Essa postura foi estabelecida ainda em 2018, durante a campanha eleitoral, quando Bolsonaro confrontou a Globo em entrevistas dentro da própria emissora, no Jornal Nacional, e na GloboNews, causando constrangimentos a Renata Vasconcellos e Miriam Leitão. Em mais de uma ocasião, aliás, Bolsonaro e seus filhos atacaram Miriam.

Bolsonaro estabeleceu a Globo literalmente como "inimiga", ajudando a insuflar os seus apoiadores, em 2019. A hashtag #GloboLixo ganhou impulso neste período, transformando a emissora carioca numa espécie de "Geni" das redes socias. Nas ruas, repórteres da emissora foram ameaçados e agredidos por bolsonaristas em dezenas de ocasiões.

Em fevereiro daquele ano, o vazamento do áudio de uma conversa com Gustavo Bebianno, então ministro da Secretaria-Geral de governo, deixou claro como Bolsonaro buscava posicionar a emissora. Ao exigir que Bebianno cancelasse uma reunião agendada com Paulo Tonet Camargo, vice-presidente de relações institucionais do Grupo Globo, ele dizia:

"Inimigo passivo, sim. Mas trazer o inimigo para dentro de casa é outra história. Pô, cê tem que ter essa visão, pelo amor de Deus, cara. Fica complicado a gente ter um relacionamento legal dessa forma porque cê tá trazendo o maior cara que me ferrou - antes, durante, agora e após a campanha - para dentro de casa."

No dia 29 de outubro de 2019, numa live transmitida da Arábia Saudita, Bolsonaro se referiu à Globo com as seguintes palavras: "Patifaria", "não tem vergonha na cara", "porra", "patifes", "canalhas", "imprensa porca", "jornalismo podre", "nojenta", "imoral".

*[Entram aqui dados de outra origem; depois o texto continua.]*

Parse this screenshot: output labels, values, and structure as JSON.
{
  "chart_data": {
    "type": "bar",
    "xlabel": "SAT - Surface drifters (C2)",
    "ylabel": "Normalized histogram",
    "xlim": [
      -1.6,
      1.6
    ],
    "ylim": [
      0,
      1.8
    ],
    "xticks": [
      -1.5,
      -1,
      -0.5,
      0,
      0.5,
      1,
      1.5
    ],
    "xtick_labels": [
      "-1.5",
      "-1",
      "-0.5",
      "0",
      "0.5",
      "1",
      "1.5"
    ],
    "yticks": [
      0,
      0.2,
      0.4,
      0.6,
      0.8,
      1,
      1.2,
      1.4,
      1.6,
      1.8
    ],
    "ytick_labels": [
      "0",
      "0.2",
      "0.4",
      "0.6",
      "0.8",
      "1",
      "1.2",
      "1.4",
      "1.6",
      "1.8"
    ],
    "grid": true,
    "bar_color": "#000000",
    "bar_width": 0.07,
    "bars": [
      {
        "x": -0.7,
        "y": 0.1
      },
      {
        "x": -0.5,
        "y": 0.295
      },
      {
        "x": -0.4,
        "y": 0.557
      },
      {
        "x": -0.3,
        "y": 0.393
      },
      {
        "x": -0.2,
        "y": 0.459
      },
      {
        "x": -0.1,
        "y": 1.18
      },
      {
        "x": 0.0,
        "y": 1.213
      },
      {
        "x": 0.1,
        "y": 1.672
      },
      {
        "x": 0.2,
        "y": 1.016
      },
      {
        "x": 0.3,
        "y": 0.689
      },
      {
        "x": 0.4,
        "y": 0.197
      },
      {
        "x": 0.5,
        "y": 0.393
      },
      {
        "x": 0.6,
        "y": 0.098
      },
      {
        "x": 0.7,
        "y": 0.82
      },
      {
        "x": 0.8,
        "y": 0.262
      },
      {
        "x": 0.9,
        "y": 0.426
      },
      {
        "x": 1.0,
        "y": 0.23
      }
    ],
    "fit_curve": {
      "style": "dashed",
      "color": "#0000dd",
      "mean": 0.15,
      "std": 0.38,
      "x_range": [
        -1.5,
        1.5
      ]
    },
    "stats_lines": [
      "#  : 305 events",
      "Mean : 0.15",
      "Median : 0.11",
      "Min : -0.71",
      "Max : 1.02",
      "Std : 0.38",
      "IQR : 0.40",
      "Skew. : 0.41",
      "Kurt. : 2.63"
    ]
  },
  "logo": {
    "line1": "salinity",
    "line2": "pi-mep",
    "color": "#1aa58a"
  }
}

Referia-se a uma reportagem do "Jornal Nacional", exibida naquela noite, sobre as investigações do assassinato da vereadora Marielle Franco (PSOL-RJ), ocorrido em março de 2018. Segundo o telejornal, o porteiro do condomínio onde morava Bolsonaro à época disse em depoimento que alguém com a voz "do seu Jair" autorizou a entrada de um dos suspeitos da morte da vereadora no dia do crime.

Naquela live o presidente voltou a falar, de forma vaga, mas em tom de ameaça, sobre a renovação da concessão da Globo, que deveria ocorrer em 2022. "Temos uma conversa em 2022. Eu tenho que estar morto até lá. Porque o processo de renovação da concessão não vai ser perseguição. Nem pra vocês nem pra TV nem rádio nenhuma. Mas o processo tem que estar enxuto, tem que estar legal. Não vai ter jeitinho pra vocês, nem pra ninguém".

Em 2021, voltou a tratar do assunto: "A Globo tem encontro comigo ano que vem. Encontro com a verdade". E acrescentou: "Não vou perseguir ninguém. Tem que estar com as certidões negativas em dia, um montão de coisas aí". Apesar da ameaça, registrei na época que o presidente não tem o poder sozinho de não renovar uma concessão de TV.

As ameaças vagas e veladas prosseguiram ao longo de todo o mandato, reforçando o interesse do presidente em aparecer, diante dos seus apoiadores, como alguém com coragem de enfrentar a mídia, em especial, a Globo. A tática rendeu frutos no período, insuflando a militância, mas era apenas isso. Palavras.